Starting a school garden
If you’d like to help set up a garden for your child’s or your neighborhood school, you’ll find plenty of resources online.
But you’ll get the real dirt from volunteers who’ve been working with school gardens:
- Before you dig in, get your school’s support. You’ll need permission to use the land and to set aside time for gardening.
- Encourage other parents and members of the community to volunteer. When you do this as a team approach, it’s a lot easier.
- Tap into the resources of local garden clubs or your county’s extension service. You’ll need input from someone educated on gardening, so reach out to local farmers in your community.
- Plan for nutrition education. At the Southern Pines school gardens, a registered dietitian volunteer talks about the nutritional content of vegetables being grown in one of the gardens.

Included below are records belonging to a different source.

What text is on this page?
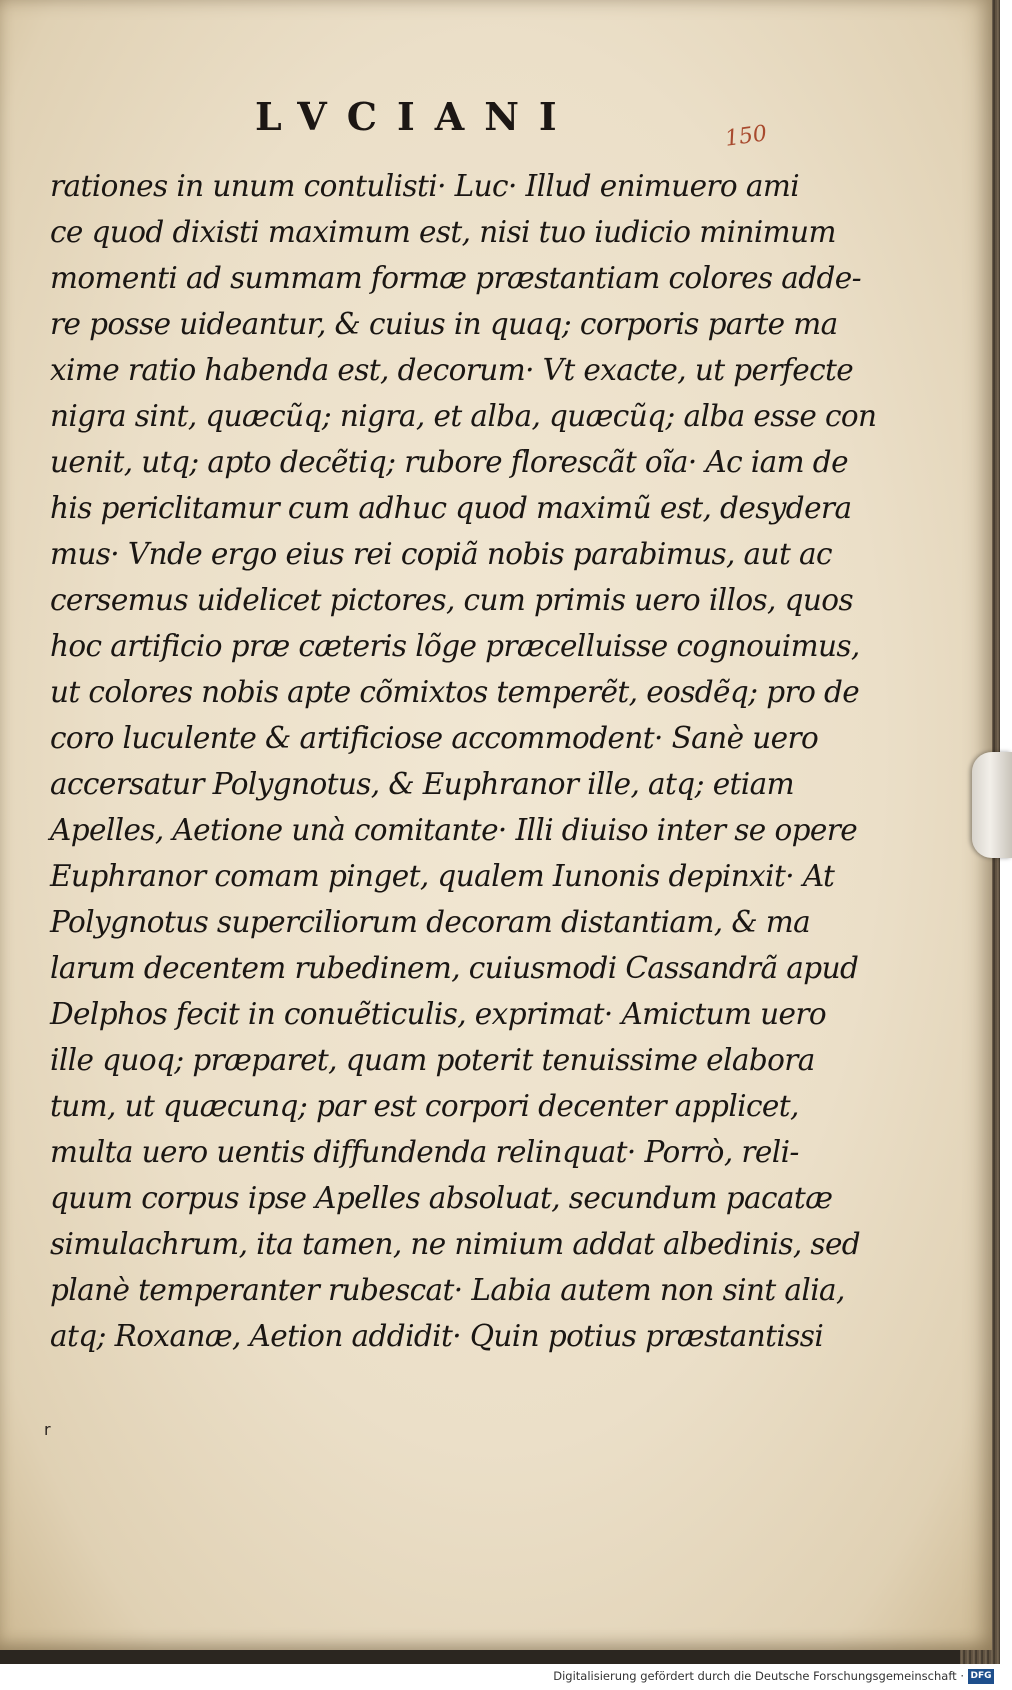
LVCIANI	150
rationes in unum contulisti· Luc· Illud enimuero ami
ce quod dixisti maximum est, nisi tuo iudicio minimum
momenti ad summam formæ præstantiam colores adde-
re posse uideantur, & cuius in quaq; corporis parte ma
xime ratio habenda est, decorum· Vt exacte, ut perfecte
nigra sint, quæcũq; nigra, et alba, quæcũq; alba esse con
uenit, utq; apto decẽtiq; rubore florescãt oĩa· Ac iam de
his periclitamur cum adhuc quod maximũ est, desydera
mus· Vnde ergo eius rei copiã nobis parabimus, aut ac
cersemus uidelicet pictores, cum primis uero illos, quos
hoc artificio præ cæteris lõge præcelluisse cognouimus,
ut colores nobis apte cõmixtos temperẽt, eosdẽq; pro de
coro luculente & artificiose accommodent· Sanè uero
accersatur Polygnotus, & Euphranor ille, atq; etiam
Apelles, Aetione unà comitante· Illi diuiso inter se opere
Euphranor comam pinget, qualem Iunonis depinxit· At
Polygnotus superciliorum decoram distantiam, & ma
larum decentem rubedinem, cuiusmodi Cassandrã apud
Delphos fecit in conuẽticulis, exprimat· Amictum uero
ille quoq; præparet, quam poterit tenuissime elabora
tum, ut quæcunq; par est corpori decenter applicet,
multa uero uentis diffundenda relinquat· Porrò, reli-
quum corpus ipse Apelles absoluat, secundum pacatæ
simulachrum, ita tamen, ne nimium addat albedinis, sed
planè temperanter rubescat· Labia autem non sint alia,
atq; Roxanæ, Aetion addidit· Quin potius præstantissi
r
Digitalisierung gefördert durch die Deutsche Forschungsgemeinschaft · DFG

- Find funding for this planting season and for future years. Try applying for grants and asking for support from the PTA.
* Plant appealing crops. But also keep in mind that children crave immediate gratification: It’s nice to grow pumpkins and potatoes, but include a few instant treats as well. It’s important with kids that you have things they can pick off the vine and eat. Try cherry tomatoes and peas for in-the-garden snacking.
* Tie the gardening activities into ideas for healthy eating. After the kids try out new foods in the classroom, have them write a grocery list to take home to their parents so they can continue to eat healthy.